Was he a tragic figure? Or simply an evil one? Certainly his regrets came too late and he went public too late for the millions killed and maimed by the bloody war he led, defended, and then kept silent about. Their families and friends experienced real, ongoing tragedy while he lived in comfort.
"The Fog of War" showed that McNamara as an old man still hadn't come to terms with the meaning of Vietnam, yet he understood enough of its lessons to choose to speak out as the U.S. invasion of Iraq unfolded. "We are the strongest nation is the world today," he said in the film. "I do not believe that we should ever apply that economic, political, and military power unilaterally. If we had followed that rule in Vietnam, we wouldn't have been there."
"War is so complex it's beyond the ability of the human mind to comprehend," he continued. "Our judgment, our understanding, are not adequate. And we kill people unnecessarily."
'Vietnam syndrome'
It was that very idea, that the U.S. cannot win such wars, even with overwhelming military might, and should not wage them, that the "Bomb Hanoi" crowd and their successors who grabbed the White House in 2000 were determined to defeat. They called it the "Vietnam syndrome."

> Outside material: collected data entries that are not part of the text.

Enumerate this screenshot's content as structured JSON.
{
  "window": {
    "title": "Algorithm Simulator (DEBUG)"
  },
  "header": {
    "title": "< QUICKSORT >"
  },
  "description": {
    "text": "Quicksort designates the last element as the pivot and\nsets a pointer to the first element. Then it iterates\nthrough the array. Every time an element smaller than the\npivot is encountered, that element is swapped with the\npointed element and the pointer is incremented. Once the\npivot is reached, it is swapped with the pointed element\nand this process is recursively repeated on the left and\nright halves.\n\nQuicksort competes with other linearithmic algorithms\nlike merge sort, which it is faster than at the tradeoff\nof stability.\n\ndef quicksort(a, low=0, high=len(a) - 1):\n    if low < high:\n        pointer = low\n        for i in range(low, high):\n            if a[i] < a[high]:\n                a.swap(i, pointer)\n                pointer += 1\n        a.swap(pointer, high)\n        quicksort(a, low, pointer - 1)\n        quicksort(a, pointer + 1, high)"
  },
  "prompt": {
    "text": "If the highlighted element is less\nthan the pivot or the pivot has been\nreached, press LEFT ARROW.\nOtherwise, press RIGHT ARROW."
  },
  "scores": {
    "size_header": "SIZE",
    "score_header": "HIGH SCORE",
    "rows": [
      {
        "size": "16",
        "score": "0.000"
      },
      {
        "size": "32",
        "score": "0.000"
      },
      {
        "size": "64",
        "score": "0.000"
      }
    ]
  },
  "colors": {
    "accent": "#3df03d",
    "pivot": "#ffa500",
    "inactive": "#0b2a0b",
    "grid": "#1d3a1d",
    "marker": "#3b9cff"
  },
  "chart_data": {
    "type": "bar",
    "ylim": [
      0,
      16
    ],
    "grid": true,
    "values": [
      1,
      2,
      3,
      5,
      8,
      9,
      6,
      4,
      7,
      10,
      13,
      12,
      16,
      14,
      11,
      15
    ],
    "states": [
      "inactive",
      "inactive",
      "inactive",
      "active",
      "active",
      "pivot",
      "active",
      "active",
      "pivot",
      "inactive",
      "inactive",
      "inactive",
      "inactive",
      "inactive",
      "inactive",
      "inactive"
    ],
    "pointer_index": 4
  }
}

In its place George W. Bush, Dick Cheney and the neo-conservative ideologues with their "Project for a New American Century" put forward a doctrine of projecting U.S. military power, unilaterally, anywhere and anytime. They unleashed a spectacular nighttime sky show of their own in March 2003, with the green flares of "shock and awe" over Baghdad.
It took not 13 years but less than six for the American public and the world to reject that doctrine. One might say the Vietnam syndrome is being followed by an Iraq syndrome, a "unilateralism" syndrome, a "pre-emptive war" syndrome.
Lessons of Vietnam and Iraq
With a new administration and a turn toward a new foreign policy, what will replace the Project for a New American Century? What are the real lessons of Vietnam and Iraq?
A new high-powered think tank is looking to supply some answers.
The Center for a New American Security was founded in 2007 by Kurt M. Campbell and Michèle A. Flournoy "to develop strong, pragmatic and principled national security and defense policies that promote and protect American interests and values." Flournoy is now the Obama administration's Under Secretary of Defense for Policy. Campbell was recently confirmed as Assistant Secretary of State for East Asian and Pacific Affairs.